Auf Vorschlag des Bundeslandwirtschaftsministeriums wird der Steuersatz bei der Dürreversicherung von 19 auf 0,03 Prozent gesenkt. Die Vergünstigung tritt rückwirkend zum 1. Januar 2020 in Kraft.

Diskussion um ermäßigten Versicherungssatz seit 2018

Im Sommer 2018 traf die Hitzewelle und anhaltende Dürre die deutschen Landwirte und Gartenbauer ganz besonders. Bereits seit diesem Dürresommer hatte sich die Bundesministerin für Ernährung und Landwirtschaft, Julia Klöckner, für eine Steuersenkung bei der Dürreversicherung eingesetzt. Konkret gehe es dabei um die Einbeziehung des Risikos Dürre als weitere wetterbedingte Elementargefahr in die Anwendung des ermäßigten Versicherungssatzes von 0,03 Prozent - statt üblicherweise 19 Prozent – der Versicherungssumme. Diese Änderung wurde nun endgültig vom Finanzausschuss des Bundestages beschlossen und tritt rückwirkend zum 1. Januar 2020 in Kraft. Somit profitieren davon auch Versicherungsnehmer, die bereits jetzt einen Versicherungsschutz haben.

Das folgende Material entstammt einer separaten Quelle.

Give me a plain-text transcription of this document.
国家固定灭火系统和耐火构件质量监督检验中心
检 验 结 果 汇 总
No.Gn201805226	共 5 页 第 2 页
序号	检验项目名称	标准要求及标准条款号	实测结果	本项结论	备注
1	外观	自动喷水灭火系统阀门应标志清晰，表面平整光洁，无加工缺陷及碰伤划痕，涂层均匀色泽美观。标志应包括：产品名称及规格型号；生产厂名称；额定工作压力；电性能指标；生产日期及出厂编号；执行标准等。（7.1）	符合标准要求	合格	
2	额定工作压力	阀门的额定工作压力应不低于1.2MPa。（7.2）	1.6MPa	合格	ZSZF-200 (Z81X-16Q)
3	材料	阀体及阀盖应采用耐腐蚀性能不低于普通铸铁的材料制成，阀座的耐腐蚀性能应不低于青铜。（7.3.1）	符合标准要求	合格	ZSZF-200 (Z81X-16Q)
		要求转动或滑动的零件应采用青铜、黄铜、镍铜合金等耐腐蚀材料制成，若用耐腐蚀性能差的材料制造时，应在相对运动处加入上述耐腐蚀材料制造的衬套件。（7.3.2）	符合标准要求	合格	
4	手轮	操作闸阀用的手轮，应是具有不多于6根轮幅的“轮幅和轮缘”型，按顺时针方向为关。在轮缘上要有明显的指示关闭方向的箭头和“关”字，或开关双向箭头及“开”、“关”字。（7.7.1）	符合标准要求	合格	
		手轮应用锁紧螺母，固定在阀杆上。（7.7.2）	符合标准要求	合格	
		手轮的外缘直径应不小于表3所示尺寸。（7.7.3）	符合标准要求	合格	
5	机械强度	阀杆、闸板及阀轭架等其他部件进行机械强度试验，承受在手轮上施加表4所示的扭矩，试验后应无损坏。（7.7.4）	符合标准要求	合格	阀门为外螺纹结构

„Ermäßigter Steuersatz ist der richtige Weg“

„Es freut mich, dass unser Vorschlag, Dürreversicherungen zur Unterstützung der Bauernfamilien erheblich geringer zu besteuern, nun umgesetzt wird. Der ermäßigte Steuersatz ist der richtige Weg, um eigenverantwortlich vorzubeugen und in der Not unbürokratisch zu helfen. Die Versicherungswirtschaft kann bestehende Versicherungsangebote auf dieser Basis nun attraktiver gestalten“, gab Bundeslandschaftsministerin Klöckner zufrieden zu Protokoll.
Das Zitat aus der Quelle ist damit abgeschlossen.